Zagueiro fez recuperação sozinho antes de viver sonho na Itália
Matheus teve de realizar todo o processo de recuperação sozinho, sem o apoio do São Caetano. O zagueiro recorreu à ajuda de profissionais de fisioterapia e preparação física com quem ele trabalhou nas categorias de base do São Paulo e do Cruzeiro para saber que exercícios e procedimentos deveria adotar durante o tratamento. Foi um período tão difícil que o atleta cogitou abandonar a carreira por não saber se conseguiria readquirir a condição física necessária para atuar.
— Eu fiquei indeciso daquilo que eu queria mesmo para mim. Eu não sabia o que ia acontecer comigo depois. Achava que meu processo de recuperação não ia ser aquele que depois eu poderia jogar novamente. Fui tirando dúvidas com fisioterapeutas que tive no São Paulo, e eles já me passaram alguns trabalhos para fazer na academia. Eu fui fazer meu processo. Sempre confiante que ia voltar a jogar. Meu filho me ajudou, minha namorada me ajudou, a família dela — ressalta Matheus.
“Bateu, bateu (o desespero). Tinha dia que o meu joelho falseava, sabe? Eu ficava: será que um dia eu vou voltar a jogar? Eu não sabia se era normal no processo de recuperação. Por isso que falava com os fisioterapeutas, que me deixava tranquilo e falavam que era o processo normal para jogar”. (Matheus Vieira)
A mudança para a Itália já estava nos planos da família e virou realidade graças à indicação de um ex-companheiro de São Paulo a um agente de jogadores italiano. O empresário o colocou no Sangiustese para disputar a Quinta Divisão.
— (Voltar a jogar) É uma emoção diferente. De dar alegria para a minha família. Muito importante isso. Eu sei que não estou ainda 100%, como antes, quando estava no Cruzeiro. Mas sei como eu posso chegar. Ainda sei do meu potencial. Meu objetivo é terminar bem a competição e como titular. E poder estar subindo de divisão, indo para uma Série D, Série C. Quem sabe receber oportunidade na Série B, Série A. Ou até, em outro país, como a Inglaterra. Tenho certeza que tenho esse potencial para atingir — afirma o sonhador Matheus Vieira.

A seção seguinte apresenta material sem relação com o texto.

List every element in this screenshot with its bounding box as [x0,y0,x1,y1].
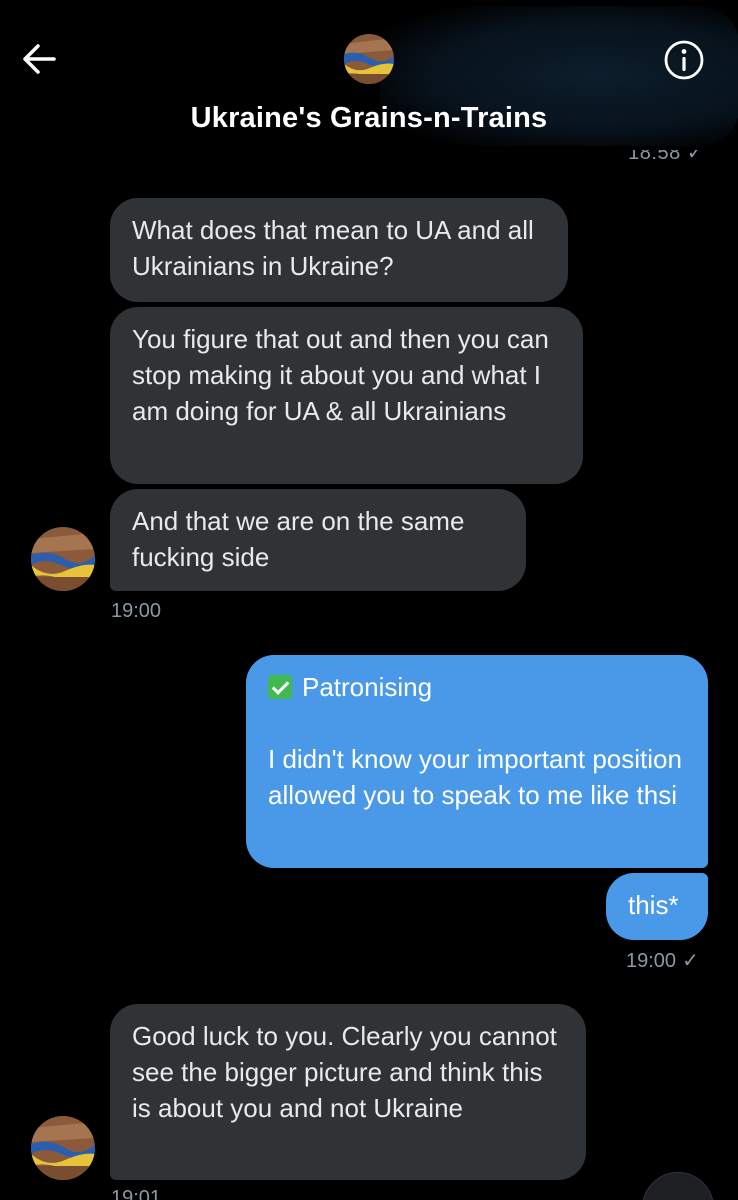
conversation-header: Ukraine's Grains-n-Trains [0,0,738,150]
header-avatar[interactable] [344,34,394,84]
check-mark-icon [268,675,292,699]
incoming-message[interactable]: Good luck to you. Clearly you cannot see… [110,1004,586,1180]
incoming-message[interactable]: What does that mean to UA and all Ukrain… [110,198,568,302]
outgoing-message[interactable]: Patronising I didn't know your important… [246,655,708,868]
outgoing-message-body: I didn't know your important position al… [268,744,682,810]
dm-screen: Ukraine's Grains-n-Trains 18:58 ✓ What do… [0,0,738,1200]
arrow-left-icon[interactable] [18,38,60,80]
incoming-message[interactable]: And that we are on the same fucking side [110,489,526,591]
message-timestamp: 19:00 [111,600,162,622]
outgoing-message-title: Patronising [268,669,686,705]
outgoing-message[interactable]: this* [606,873,708,940]
message-timestamp: 19:00 ✓ [626,950,699,972]
info-icon[interactable] [662,38,706,82]
conversation-title: Ukraine's Grains-n-Trains [190,102,548,134]
sender-avatar[interactable] [31,527,95,591]
scroll-down-button[interactable] [642,1172,714,1200]
sent-check-icon: ✓ [682,950,699,972]
message-timestamp: 19:01 [111,1187,162,1200]
sender-avatar[interactable] [31,1116,95,1180]
incoming-message[interactable]: You figure that out and then you can sto… [110,307,583,484]
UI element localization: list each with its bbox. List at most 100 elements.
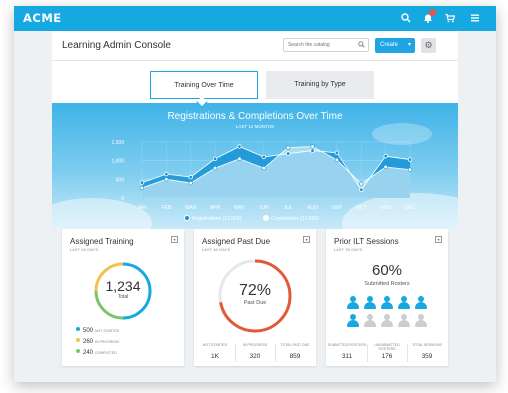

Zagueiro já deixou Beraldo na reserva pelo São Paulo
Considerado um zagueiro promissor tanto no São Paulo quanto no Cruzeiro, Matheus Vieira foi titular durante boa parte de sua passagem pelas categorias de base dos dois clubes. O defensor chegou a colocar Lucas Beraldo na reserva do time sub-20 Tricolor e foi chamado por Fernando Diniz para alguns treinamentos no CT da Barra Funda.
A Raposa buscou a contratação do jogador em 2021. Naquele mesmo ano, Matheus foi relacionado por Vanderlei Luxemburgo para um jogo da Série B. A estreia como profissional parecia mera questão de tempo, mas a chegada de Ronaldo Fenômeno para transformar o Cruzeiro em SAF e reformular toda a estrutura do clube resultou em sua saída. O atleta ainda defendeu o Moto Clube em 2022, antes de ser contratado pelo São Caetano.